Video: Animals Electrocuted at Ghazipur Slaughterhouse
Last month, an inspection of the Ghazipur slaughterhouse – which is said to be one of India’s largest run by a municipal corporation and which is used for domestic and export purposes – was conducted by Satya Sharma, the Mayor of the East Delhi Municipal Corporation (EDMC), in the presence of an Additional Commissioner of the EDMC and the Director of Veterinary Services of the EDMC, both of whom also supervise the functioning of the slaughterhouse. Also present were animal-welfare experts of the Delhi Slaughterhouse Monitoring Committee, appointed by the Supreme Court of India, including representatives from People for the Ethical Treatment of Animals (PETA) India and People for Animals. The slaughterhouse functions under the supervision of the EDMC and is leased to Allana, an exporter of processed foods, including meat.
The inspectors witnessed numerous atrocities at the slaughterhouse.
Inspectors found that electric shocks with a live wire were administered to force cattle to move towards the slaughter hall. Even though stunning is mandatory under the Prevention of Cruelty to Animals (Slaughter House) Rules, 2001, and the Food Safety and Standards (Licensing and Registration of Food Business) Regulation, 2011, animals were not stunned before their throats were cut and they were hoisted upside down on hooks.
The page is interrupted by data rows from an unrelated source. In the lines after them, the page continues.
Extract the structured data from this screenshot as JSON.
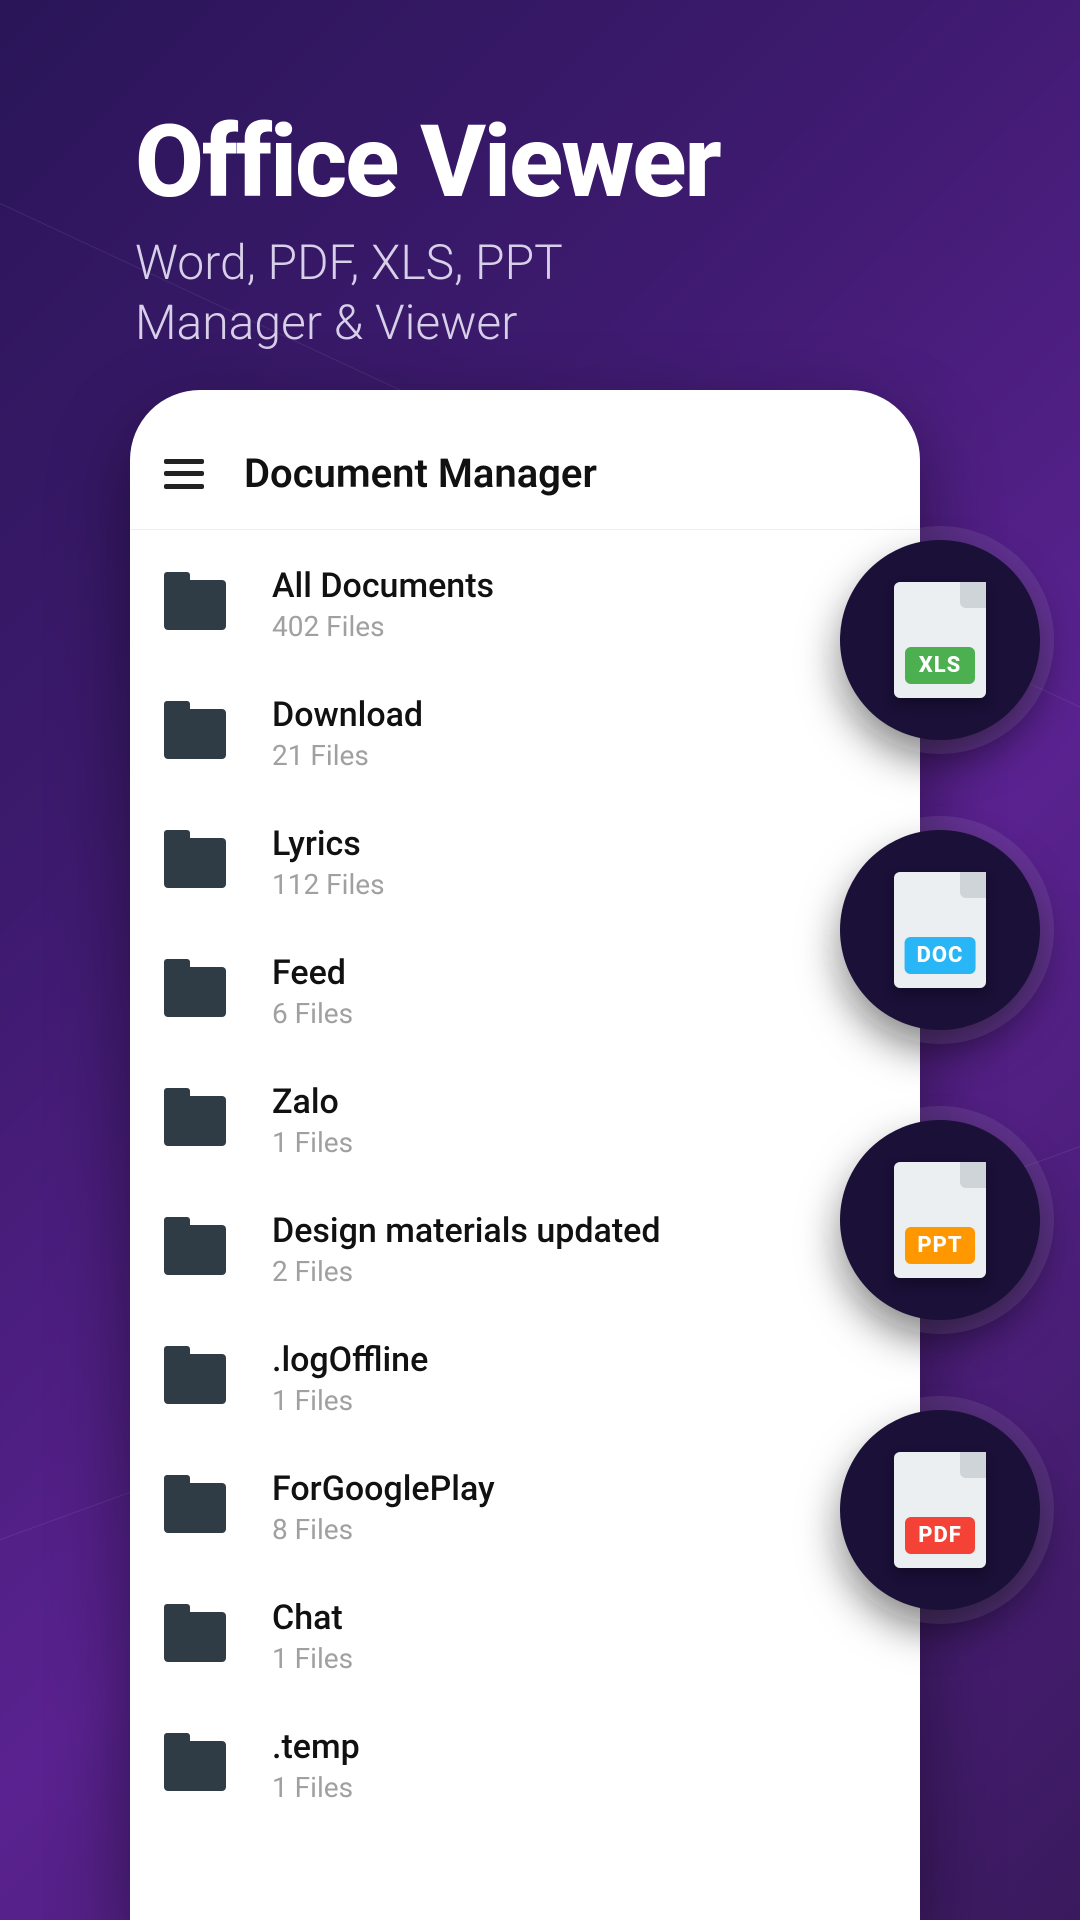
{
  "hero": {
    "title": "Office Viewer",
    "subtitle_line1": "Word, PDF, XLS, PPT",
    "subtitle_line2": "Manager & Viewer"
  },
  "appbar": {
    "title": "Document Manager"
  },
  "folders": [
    {
      "name": "All Documents",
      "sub": "402 Files"
    },
    {
      "name": "Download",
      "sub": "21 Files"
    },
    {
      "name": "Lyrics",
      "sub": "112 Files"
    },
    {
      "name": "Feed",
      "sub": "6 Files"
    },
    {
      "name": "Zalo",
      "sub": "1 Files"
    },
    {
      "name": "Design materials updated",
      "sub": "2 Files"
    },
    {
      "name": ".logOffline",
      "sub": "1 Files"
    },
    {
      "name": "ForGooglePlay",
      "sub": "8 Files"
    },
    {
      "name": "Chat",
      "sub": "1 Files"
    },
    {
      "name": ".temp",
      "sub": "1 Files"
    }
  ],
  "badges": [
    {
      "label": "XLS",
      "cls": "xls"
    },
    {
      "label": "DOC",
      "cls": "doc"
    },
    {
      "label": "PPT",
      "cls": "ppt"
    },
    {
      "label": "PDF",
      "cls": "pdf"
    }
  ]
}
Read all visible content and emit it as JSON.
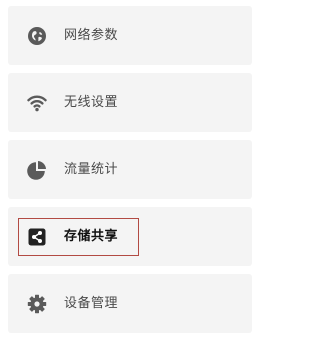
{
  "menu": {
    "active_index": 3,
    "items": [
      {
        "label": "网络参数",
        "icon": "globe-icon"
      },
      {
        "label": "无线设置",
        "icon": "wifi-icon"
      },
      {
        "label": "流量统计",
        "icon": "pie-chart-icon"
      },
      {
        "label": "存储共享",
        "icon": "share-icon"
      },
      {
        "label": "设备管理",
        "icon": "gear-icon"
      }
    ]
  },
  "colors": {
    "item_bg": "#f4f4f4",
    "icon": "#5a5a5a",
    "active_icon": "#222222",
    "label": "#4a4a4a",
    "active_label": "#111111",
    "focus_border": "#b24a43"
  }
}
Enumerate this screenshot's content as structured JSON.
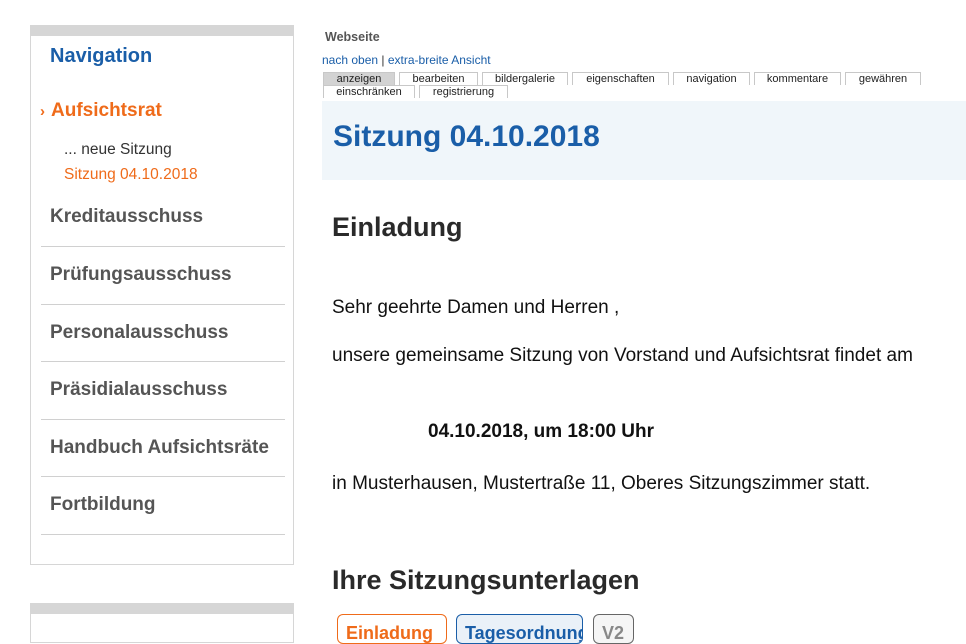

The animals were videotaped kicking and struggling, even as they were being bled out.
In apparent violation of the Prevention of Cruelty to Animals (Slaughter House Rules), 2001, animals were killed in view of each other, causing animals waiting in line to try to retreat out of fear.
Observers also saw that no feed was offered to animals in the lairage or waiting area; that water troughs were dirty and empty and that some were inaccessible to animals; that buffaloes, most of whom originate in the dairy industry, were held in crowded conditions; that pre-mortem examinations were not being done even on sick animals; that weak, sick, and debilitated animals were found in the lairage; that sheep were handled roughly, hit with a stick, and thrown from one pen to another; and that the passageway for sheep was extremely crowded.